В канцелярии архиепископа меня приняли вежливо, мой рассказ любезно выслушали. Но и здесь я также не смог ничего узнать об интересующем меня периоде истории: поближе к 1150 году. Мне сказали, что все старые записи и документы, а с ними и другие источники, которые могли пролить свет о тех годах, были утрачены во время пожара. И всё же мне посоветовали наведаться в архив замка Траусниц [Траусниц расположен примерно в 60 километрах к северу и немного к западу от Регена].
Руководитель архива в замке Траусниц оказался чиновником дружелюбным и услужливым; он с готовностью выслушал мою исповедь о человеке, которому пришло в голову, что он жил в замке Вайсенштайн примерно в 1150 году. Он молча и бесстрастно выслушал мой рассказ, не смеясь надо мной и не уверяя меня в обратном. Я заметил, что он даже с интересом слушает меня. На его лице застыло выражение озадаченности и даже изумления. Я никогда не забуду слова, произнесённые им мне в ответ: «Вы не можете знать обо всём этом, потому что исследование этого района ещё только началось». Затем он сказал мне, сколько кропотливого труда требовалось для того, чтобы собрать из скудных семейных документов пусть даже общую картину середины двенадцатого столетия. Особое впечатление на него произвела моя осведомлённость о политической ситуации того исторического периода.
Когда мы с Георгом Нейдхартом обсуждали его переживания, он особо подчёркивал, что приходившие к нему воспоминания имели вид живых впечатлений, со всеми присущими им эмоциями. Он переживал эти события не так, как если бы смотрел какой-то кинофильм.
Эпизоды из жизни Кунеберга наблюдались в сценах «внутренних видений» в хронологической последовательности, без каких-либо повторений.
В раннем детстве, в период между пятью и семью годами, у Георга Нейдхарта было то, что позднее он счёл воспоминаниями о прошлых жизнях. Они имели довольно путаный вид, и он принял их за калейдоскоп воспоминаний из его разных жизней. У этих сцен не было строгой последовательности, появившейся у них, когда ему было 25 лет, что наблюдалось в течение 10 дней, когда у него были зрительные воспоминания[31]. В этих детских воспоминаниях особенно выделялись сцены с большой кроватью с балдахином в старинном стиле и его обезглавливания.

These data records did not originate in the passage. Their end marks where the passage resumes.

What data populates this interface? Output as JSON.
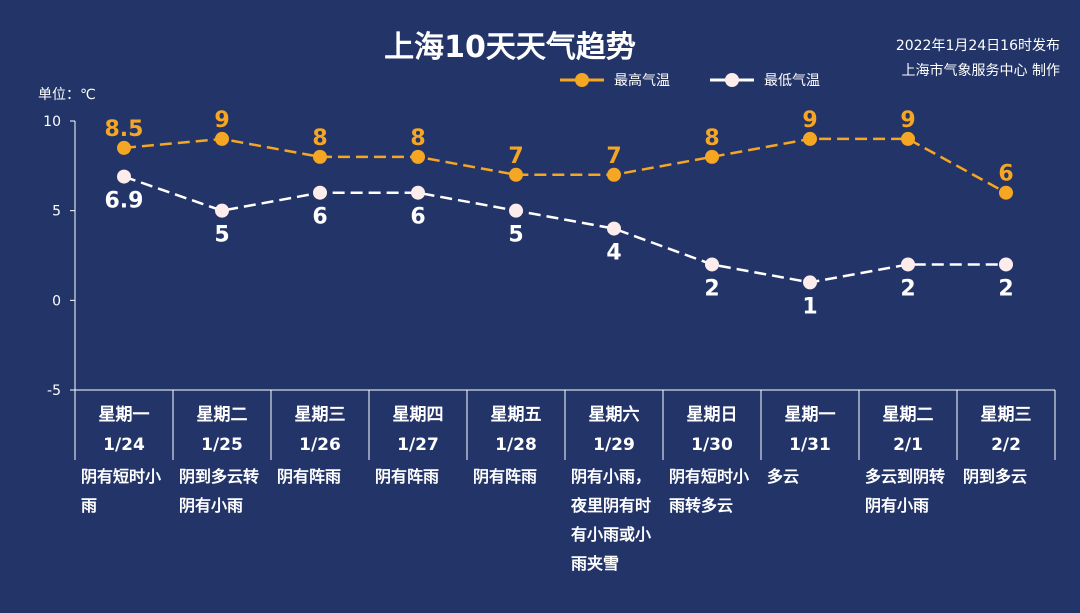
{
  "title": "上海10天天气趋势",
  "publish": {
    "line1": "2022年1月24日16时发布",
    "line2": "上海市气象服务中心 制作"
  },
  "unit_label": "单位：℃",
  "colors": {
    "background": "#233468",
    "high": "#f5a623",
    "low": "#ffffff",
    "grid": "#ffffff"
  },
  "chart_data": {
    "type": "line",
    "title": "上海10天天气趋势",
    "ylabel": "单位：℃",
    "ylim": [
      -5,
      10
    ],
    "yticks": [
      10,
      5,
      0,
      -5
    ],
    "grid": false,
    "legend_position": "top-right",
    "categories": [
      "1/24",
      "1/25",
      "1/26",
      "1/27",
      "1/28",
      "1/29",
      "1/30",
      "1/31",
      "2/1",
      "2/2"
    ],
    "weekdays": [
      "星期一",
      "星期二",
      "星期三",
      "星期四",
      "星期五",
      "星期六",
      "星期日",
      "星期一",
      "星期二",
      "星期三"
    ],
    "weather": [
      "阴有短时小雨",
      "阴到多云转阴有小雨",
      "阴有阵雨",
      "阴有阵雨",
      "阴有阵雨",
      "阴有小雨，夜里阴有时有小雨或小雨夹雪",
      "阴有短时小雨转多云",
      "多云",
      "多云到阴转阴有小雨",
      "阴到多云"
    ],
    "series": [
      {
        "name": "最高气温",
        "values": [
          8.5,
          9,
          8,
          8,
          7,
          7,
          8,
          9,
          9,
          6
        ]
      },
      {
        "name": "最低气温",
        "values": [
          6.9,
          5,
          6,
          6,
          5,
          4,
          2,
          1,
          2,
          2
        ]
      }
    ]
  }
}
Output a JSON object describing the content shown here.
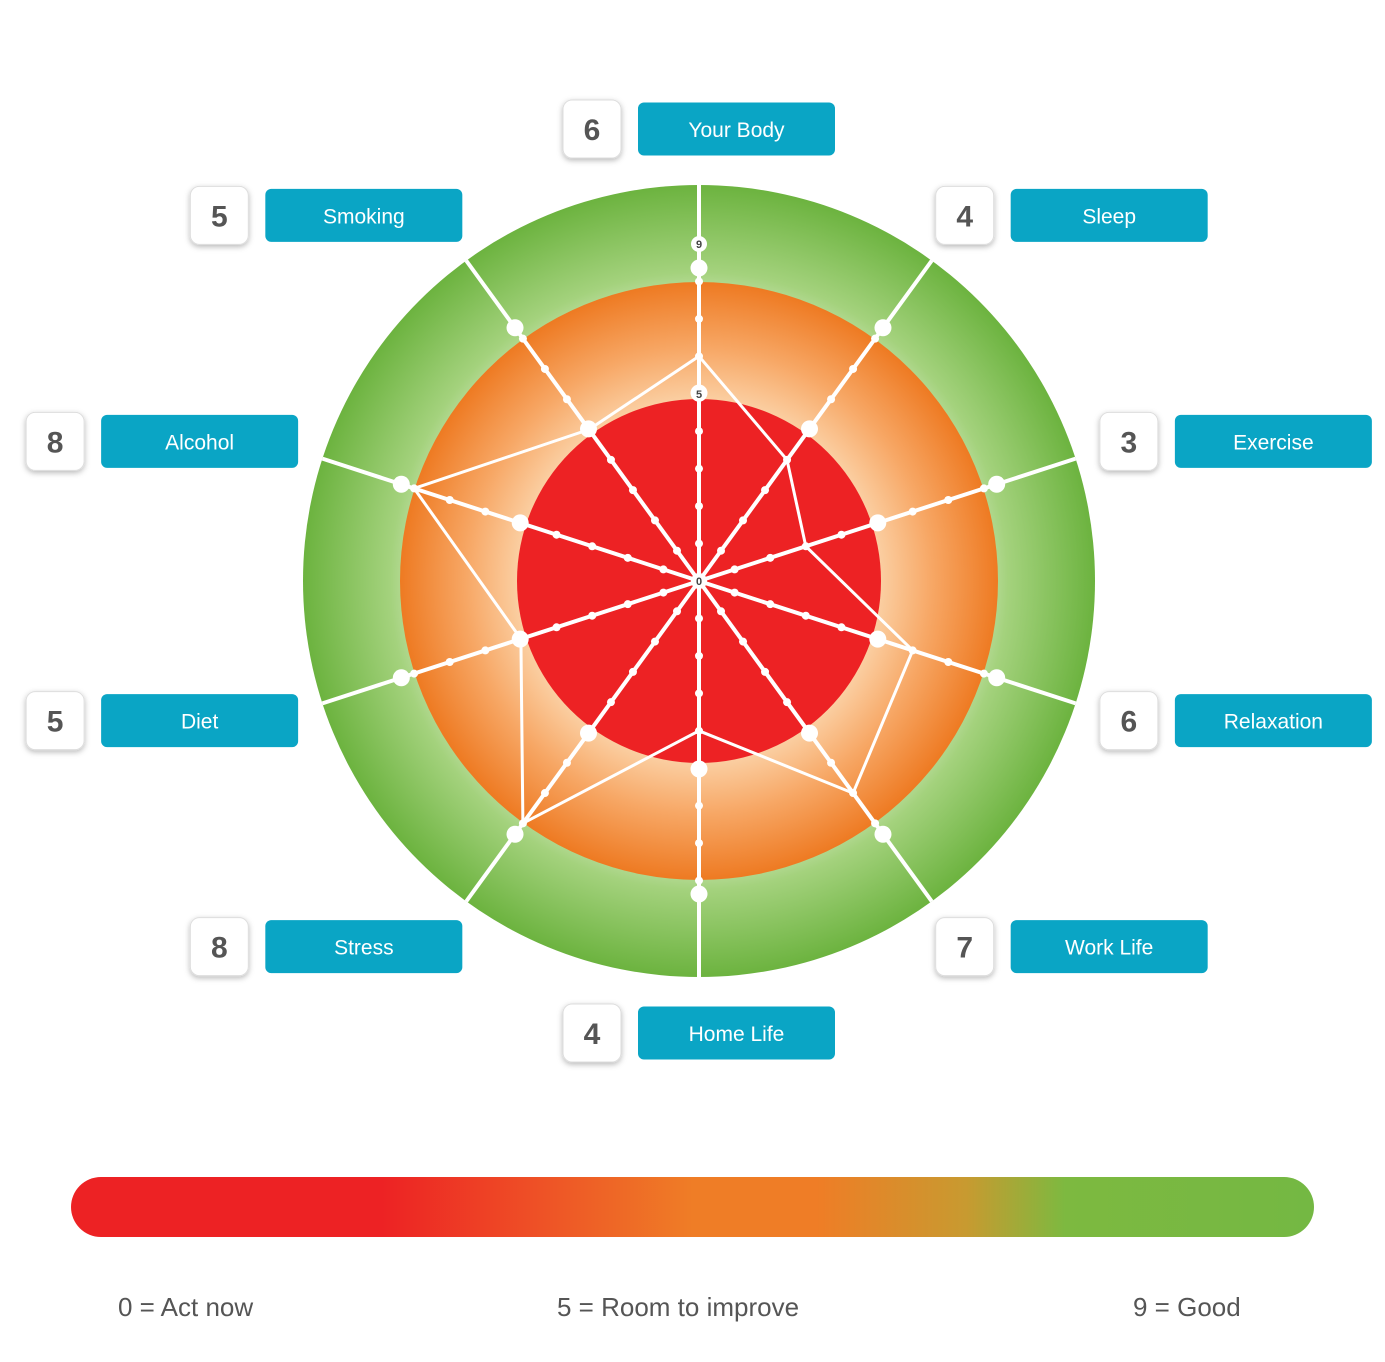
{
  "chart_data": {
    "type": "radar",
    "scale_min": 0,
    "scale_max": 9,
    "center_tick_label": "0",
    "ring_tick_labels": [
      {
        "value": 5,
        "label": "5"
      },
      {
        "value": 9,
        "label": "9"
      }
    ],
    "categories": [
      "Your Body",
      "Sleep",
      "Exercise",
      "Relaxation",
      "Work Life",
      "Home Life",
      "Stress",
      "Diet",
      "Alcohol",
      "Smoking"
    ],
    "values": [
      6,
      4,
      3,
      6,
      7,
      4,
      8,
      5,
      8,
      5
    ],
    "zone_colors": {
      "act_now": "#ed2224",
      "room_to_improve": "#ef7d26",
      "good": "#74b843"
    },
    "label_color": "#0aa5c5",
    "line_color": "#ffffff"
  },
  "legend": {
    "low": "0 = Act now",
    "mid": "5 = Room to improve",
    "high": "9 = Good"
  }
}
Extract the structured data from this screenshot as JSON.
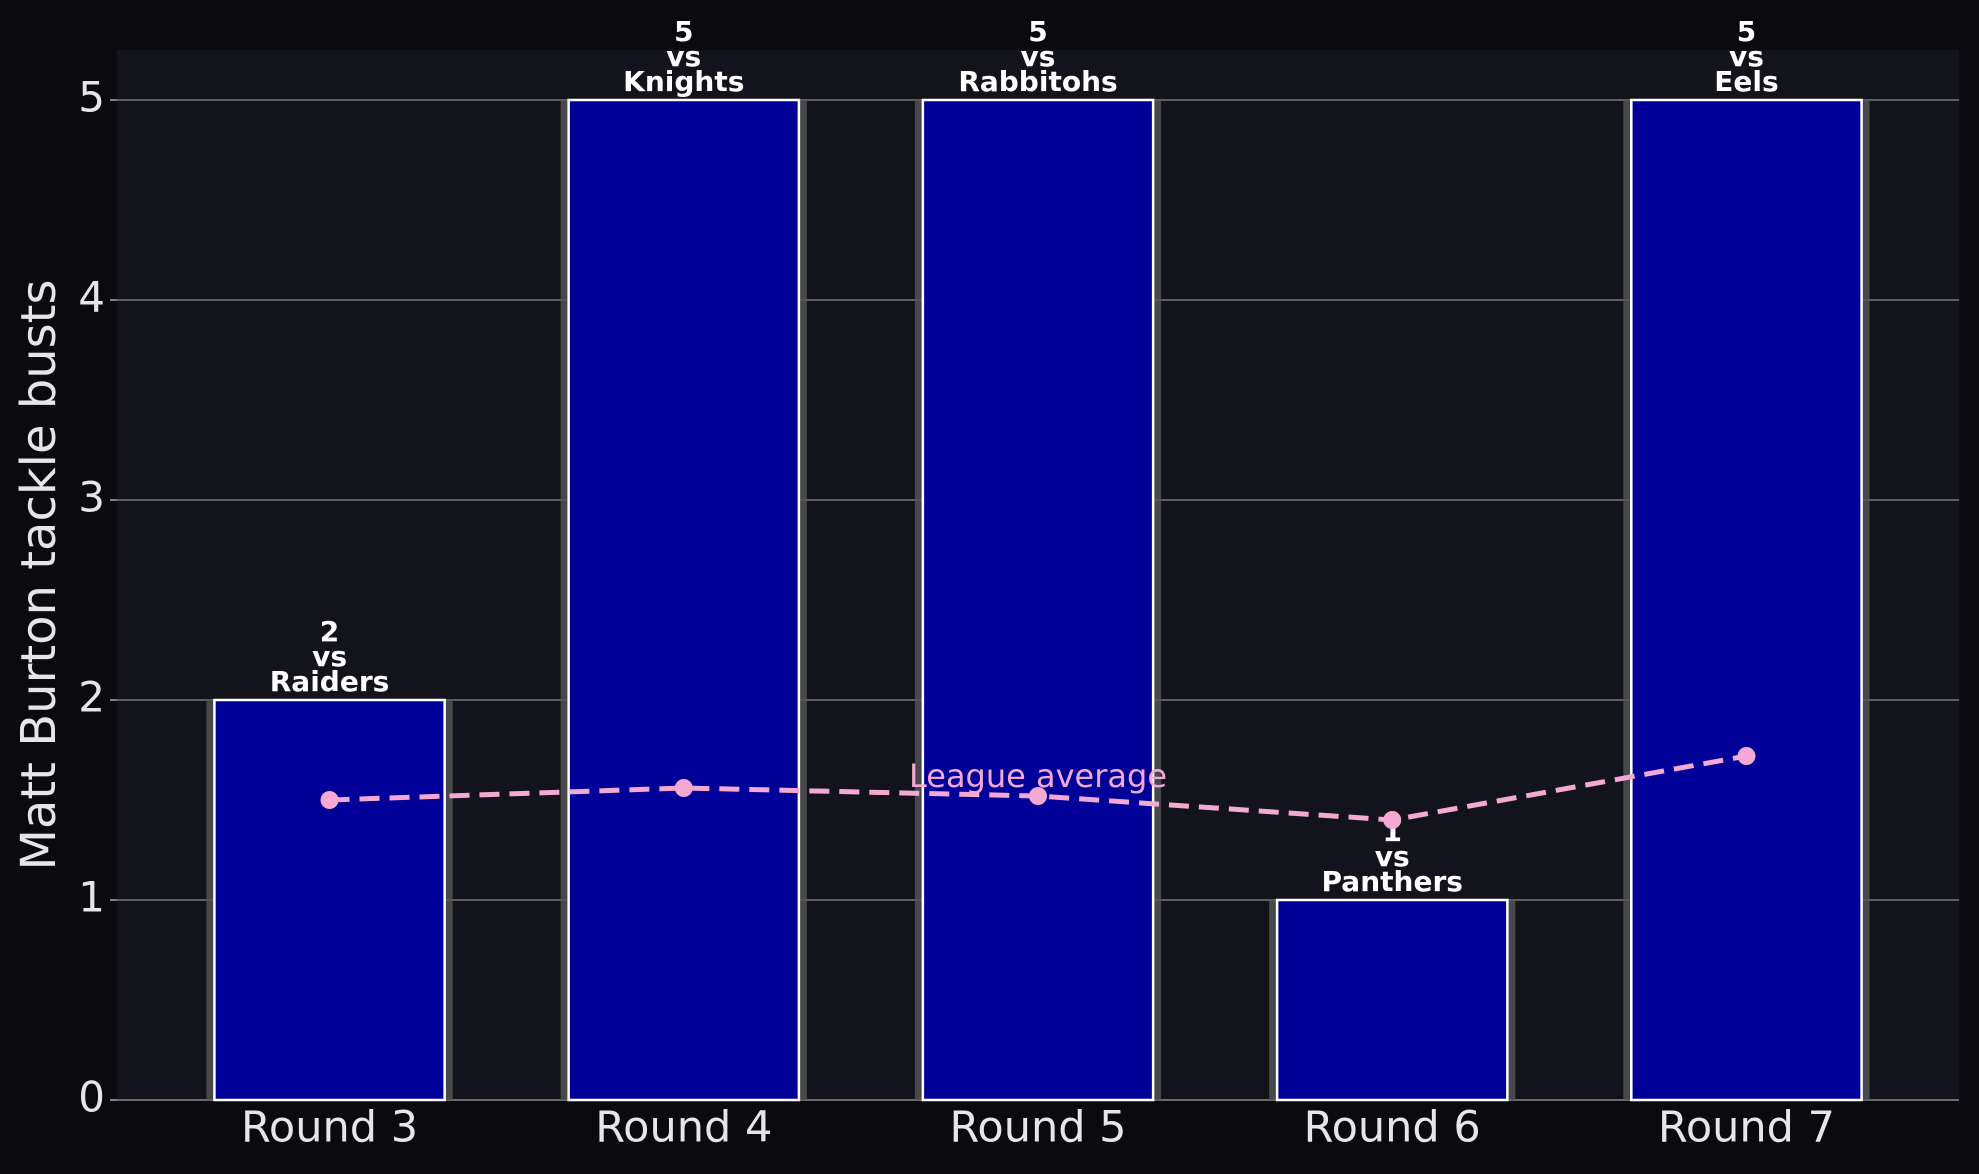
{
  "chart_data": {
    "type": "bar",
    "y_label": "Matt Burton tackle busts",
    "categories": [
      "Round 3",
      "Round 4",
      "Round 5",
      "Round 6",
      "Round 7"
    ],
    "values": [
      2,
      5,
      5,
      1,
      5
    ],
    "color": "#000099",
    "label_connector": "vs",
    "opponents": [
      "Raiders",
      "Knights",
      "Rabbitohs",
      "Panthers",
      "Eels"
    ],
    "series": [
      {
        "name": "League average",
        "type": "line",
        "color": "#f4a9d4",
        "values": [
          1.5,
          1.56,
          1.52,
          1.4,
          1.72
        ]
      }
    ],
    "ylim": [
      0,
      5.25
    ],
    "yticks": [
      0,
      1,
      2,
      3,
      4,
      5
    ],
    "grid": true
  }
}
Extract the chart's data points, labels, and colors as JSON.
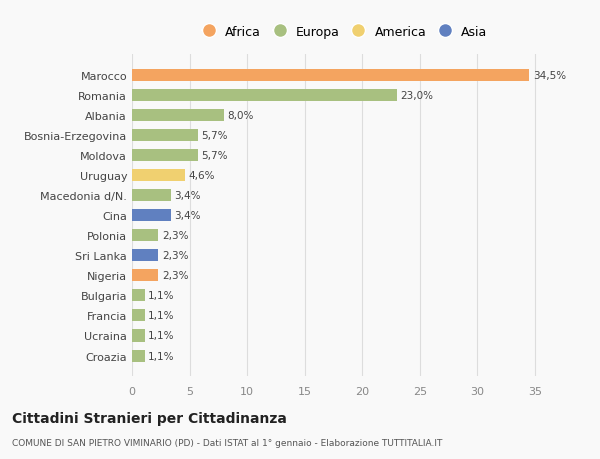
{
  "countries": [
    "Marocco",
    "Romania",
    "Albania",
    "Bosnia-Erzegovina",
    "Moldova",
    "Uruguay",
    "Macedonia d/N.",
    "Cina",
    "Polonia",
    "Sri Lanka",
    "Nigeria",
    "Bulgaria",
    "Francia",
    "Ucraina",
    "Croazia"
  ],
  "values": [
    34.5,
    23.0,
    8.0,
    5.7,
    5.7,
    4.6,
    3.4,
    3.4,
    2.3,
    2.3,
    2.3,
    1.1,
    1.1,
    1.1,
    1.1
  ],
  "labels": [
    "34,5%",
    "23,0%",
    "8,0%",
    "5,7%",
    "5,7%",
    "4,6%",
    "3,4%",
    "3,4%",
    "2,3%",
    "2,3%",
    "2,3%",
    "1,1%",
    "1,1%",
    "1,1%",
    "1,1%"
  ],
  "continents": [
    "Africa",
    "Europa",
    "Europa",
    "Europa",
    "Europa",
    "America",
    "Europa",
    "Asia",
    "Europa",
    "Asia",
    "Africa",
    "Europa",
    "Europa",
    "Europa",
    "Europa"
  ],
  "colors": {
    "Africa": "#F4A460",
    "Europa": "#A8C080",
    "America": "#F0D070",
    "Asia": "#6080C0"
  },
  "legend_order": [
    "Africa",
    "Europa",
    "America",
    "Asia"
  ],
  "legend_colors": {
    "Africa": "#F4A460",
    "Europa": "#A8C080",
    "America": "#F0D070",
    "Asia": "#6080C0"
  },
  "title": "Cittadini Stranieri per Cittadinanza",
  "subtitle": "COMUNE DI SAN PIETRO VIMINARIO (PD) - Dati ISTAT al 1° gennaio - Elaborazione TUTTITALIA.IT",
  "xlim": [
    0,
    37
  ],
  "xticks": [
    0,
    5,
    10,
    15,
    20,
    25,
    30,
    35
  ],
  "background_color": "#f9f9f9",
  "grid_color": "#dddddd"
}
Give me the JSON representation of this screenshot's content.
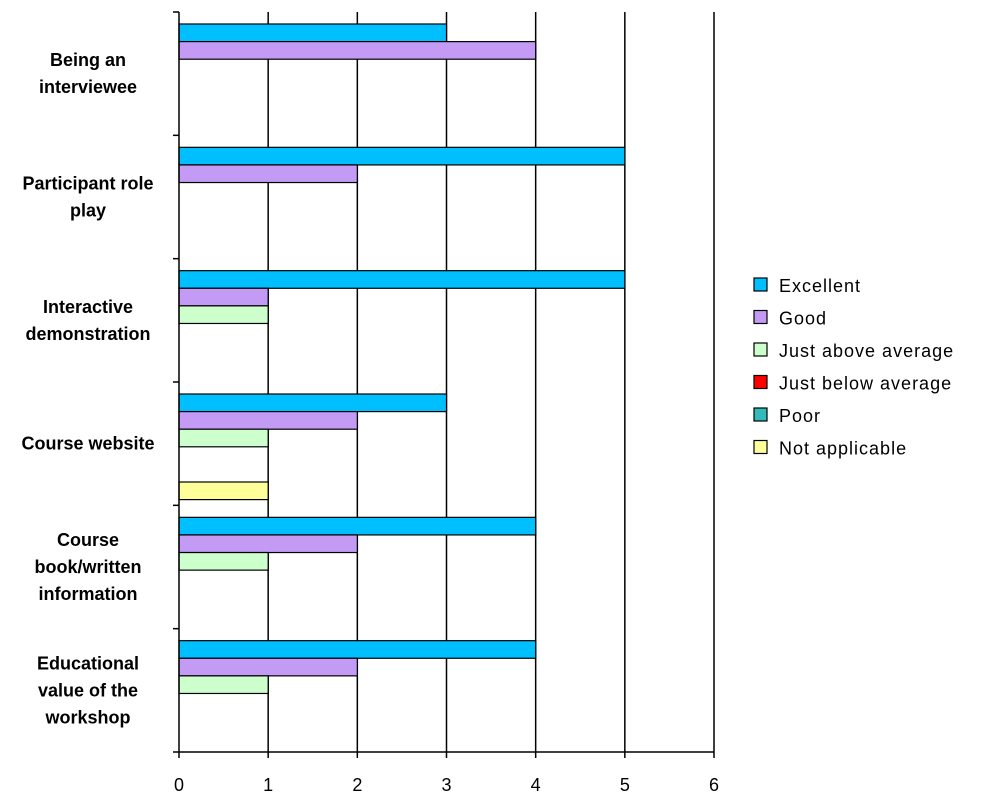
{
  "chart_data": {
    "type": "bar",
    "orientation": "horizontal",
    "categories": [
      "Being an interviewee",
      "Participant role play",
      "Interactive demonstration",
      "Course website",
      "Course book/written information",
      "Educational value of the workshop"
    ],
    "category_label_lines": [
      [
        "Being an",
        "interviewee"
      ],
      [
        "Participant role",
        "play"
      ],
      [
        "Interactive",
        "demonstration"
      ],
      [
        "Course website"
      ],
      [
        "Course",
        "book/written",
        "information"
      ],
      [
        "Educational",
        "value of the",
        "workshop"
      ]
    ],
    "series": [
      {
        "name": "Excellent",
        "color": "#00BFFF",
        "values": [
          3,
          5,
          5,
          3,
          4,
          4
        ]
      },
      {
        "name": "Good",
        "color": "#C39BF5",
        "values": [
          4,
          2,
          1,
          2,
          2,
          2
        ]
      },
      {
        "name": "Just above average",
        "color": "#CCFFCC",
        "values": [
          0,
          0,
          1,
          1,
          1,
          1
        ]
      },
      {
        "name": "Just below average",
        "color": "#FF0000",
        "values": [
          0,
          0,
          0,
          0,
          0,
          0
        ]
      },
      {
        "name": "Poor",
        "color": "#33BBBB",
        "values": [
          0,
          0,
          0,
          0,
          0,
          0
        ]
      },
      {
        "name": "Not applicable",
        "color": "#FFFF99",
        "values": [
          0,
          0,
          0,
          1,
          0,
          0
        ]
      }
    ],
    "xlim": [
      0,
      6
    ],
    "x_ticks": [
      "0",
      "1",
      "2",
      "3",
      "4",
      "5",
      "6"
    ],
    "vertical_gridlines": true,
    "legend_position": "right",
    "title": "",
    "xlabel": "",
    "ylabel": ""
  }
}
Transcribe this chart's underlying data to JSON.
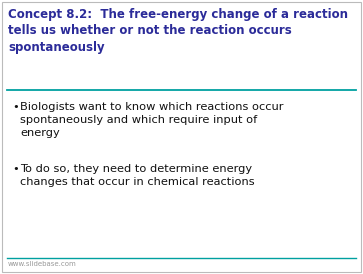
{
  "title_line1": "Concept 8.2:  The free-energy change of a reaction",
  "title_line2": "tells us whether or not the reaction occurs",
  "title_line3": "spontaneously",
  "title_color": "#2B2B99",
  "title_fontsize": 8.5,
  "bullet1_line1": "Biologists want to know which reactions occur",
  "bullet1_line2": "spontaneously and which require input of",
  "bullet1_line3": "energy",
  "bullet2_line1": "To do so, they need to determine energy",
  "bullet2_line2": "changes that occur in chemical reactions",
  "bullet_color": "#111111",
  "bullet_fontsize": 8.2,
  "background_color": "#FFFFFF",
  "border_color": "#BBBBBB",
  "divider_color": "#00A0A0",
  "footer_text": "www.slidebase.com",
  "footer_color": "#999999",
  "footer_fontsize": 5.0,
  "fig_width": 3.63,
  "fig_height": 2.74,
  "dpi": 100
}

Последняя сцена показывала его предыдущую жизнь во Франции, которую, по его мнению, позднее он вспомнил ещё лучше. Он изумлял отца, рассказывая ему о том, как ему отрубили голову.
В приведённом выше сообщении Георг Нейдхарт упомянул о том, что ещё прежде он усматривал некоторые связи между людьми, принимавшими участие в событиях, оживших в его памяти, и его знакомыми в этой жизни. Вместе с тем он не сделал никаких чётких умозаключений касательно каузальных связей между событиями XII века и его нынешней жизнью. В частности, он не утверждал, что смерть его первой жены, предшествовавшая его пронизанному депрессией и скептицизмом состоянию, в котором к нему стали приходить эти воспоминания, каким-то образом связана с той жизнью в XII веке. (Его сдержанность по части выводов о таких связях произвела на меня благоприятное впечатление.) Однако он вынес из этого опыта иное представление о жизни и смерти; и мне думается, что именно это новое представление, а не какие-то точные истолкования смысла его воспоминаний в нынешней жизни, позволили ему говорить о себе как о человеке, преобразившемся благодаря этому опыту.
Несмотря на свою твёрдую убеждённость в том, что он уже рождался и жил прежде нынешнего рождения, до конца своих дней он оставался набожным католиком.
Я обратился к нескольким источникам, повествующим об истории восточной Баварии, где расположен замок Вайсенштайн, но узнал не так много из того, что могло бы подтвердить реальность всего, что было в умозрительных картинах Георга Нейдхарта.
31
Случай Джузеппе Косты даёт ещё один пример того, как разрозненные образы в сознании ребёнка, очевидно, из прошлой жизни, позже упорядочились в логичную последовательность.